Pariwisata alternatif adalah pariwisata berskala kecil dan melibatkan berbagai elemen lokal khususnya masyarakat lokal. Pembangunan pariwisata berskala kecil pada gilirannya memberikan ruang partisipasi sebesar-besarnya bagi masyarakat lokal (Telfer dan Sharpley, 2008).
Partisipasi aktif dari masyarakat menunjukkan adanya persamaan posisi dengan pengambil keputusan lainnya (pemerintah, investor, serta wisatawan) dalam upaya pembangunan pariwisata berkelanjutan.
Berdasarkan pemikiran Derrida, persamaan posisi tersebut menandakan pelucutan atas oposisi biner (dekonstruksi). Adanya dekonstruksi dapat menjamin kebenaran dengan cara mendevaluasi bagian inferior oposisi biner, yakni masyarakat lokal dalam pengembangan pariwisata.

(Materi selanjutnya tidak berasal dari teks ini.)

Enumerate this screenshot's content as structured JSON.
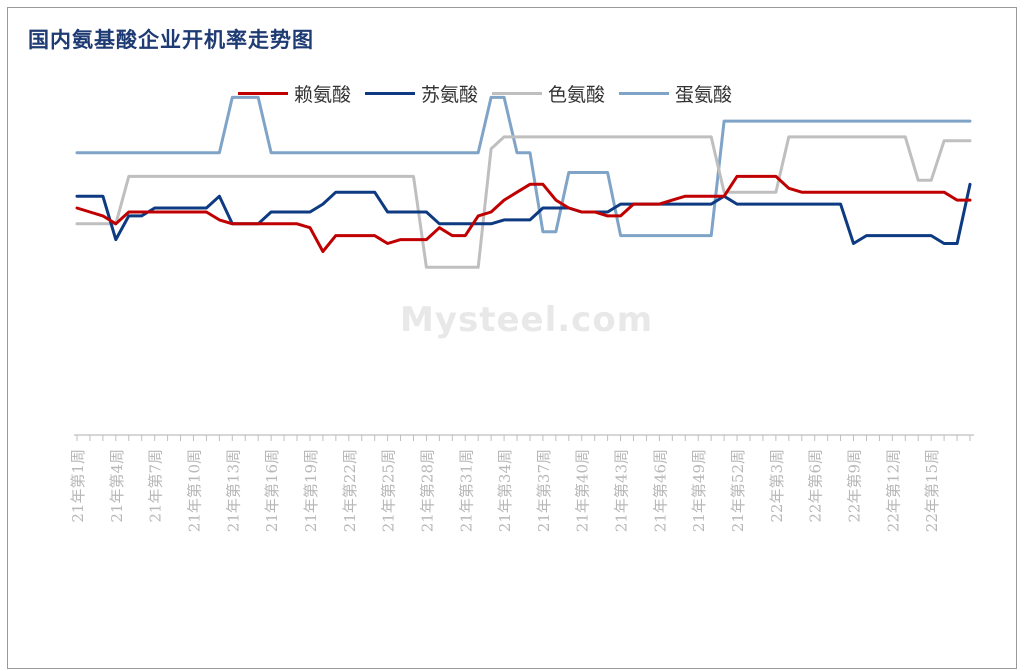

Dengan kata lain, pendekatan dekonstruktif memastikan diikutsertakannya kelompok minoritas untuk masuk ke ranah pariwisata.Â
Imbas dari digulirkannya pariwisata masal oleh elite atau pemerintah yang berkolaborasi dengan investor, masyarakat lokal harus puas berperan sebagai objek pengembangan pariwisata, hingga dan akhirnya dengan segala keterbatasan yang ada mereka malah terlempar dari pembagian manfaat pariwisata.
Murphy (1985) menekankan dekonstruksi berupa suatu strategi dengan fokus pada pencapaian tujuan pembangunan pariwisata dalam perspektif wisatawan dan masyarakat lokal. Dalam hal ini, masyarakat lokal seharusnya mampu mengidentifikasi berbagai manfaat pariwisata untuk memenuhi kebutuhan hidupnya.
Pendekatan perencanaan ini mengakui adanya perhatian yang memasukkan kepentingan masyarakat dalam perencanaan pariwisata, atau dengan kata lain semestinya pariwisata tidak hanya memberikan kepuasan bagi wisatawan, tapi juga mempertimbangkan kebutuhan masyarakat lokal dan kualitas jasa lingkungan.
Korten (1981) bahkan menganjurkan adanya kebutuhan terhadap pengetahuan dan nilai-nilai/kearifan lokal, dalam pemecahan permasalahan atas perkembangan pembangunan yang ada. Semakin kompleks permasalahan yang dihadapi, maka semakin besar pula kebutuhan terhadap pengetahuan dan nilai-nilai tersebut.
Penggunaan kearifan lokal untuk merumuskan pemecahan permasalahan pembangunan dikenal dengan sebutan perencanaan berbasis masyarakat lokal. Dengan kata lain, pendekatan perencanaan ini membutuhkan partisipasi dari berbagai pengambil keputusan dalam proses perencanaan pariwisata.
Itu artinya, pendekatan perencanaan ini membutuhkan partisipasi dari berbagai pengambil keputusan dalam proses perencanaan pariwisata berkelanjutan.Â
Adanya partisipasi aktif dari masyarakat lokal dalam proses perencanaan juga diharapkan mampu mengidentifikasi berbagai dampak pariwisata, untuk kemudian dapat merumuskan strategi dan program guna mengoptimalkan dampak positif dan meminimalisir dampak negatif yang ditimbulkan oleh pengembangan destinasi pariwisata.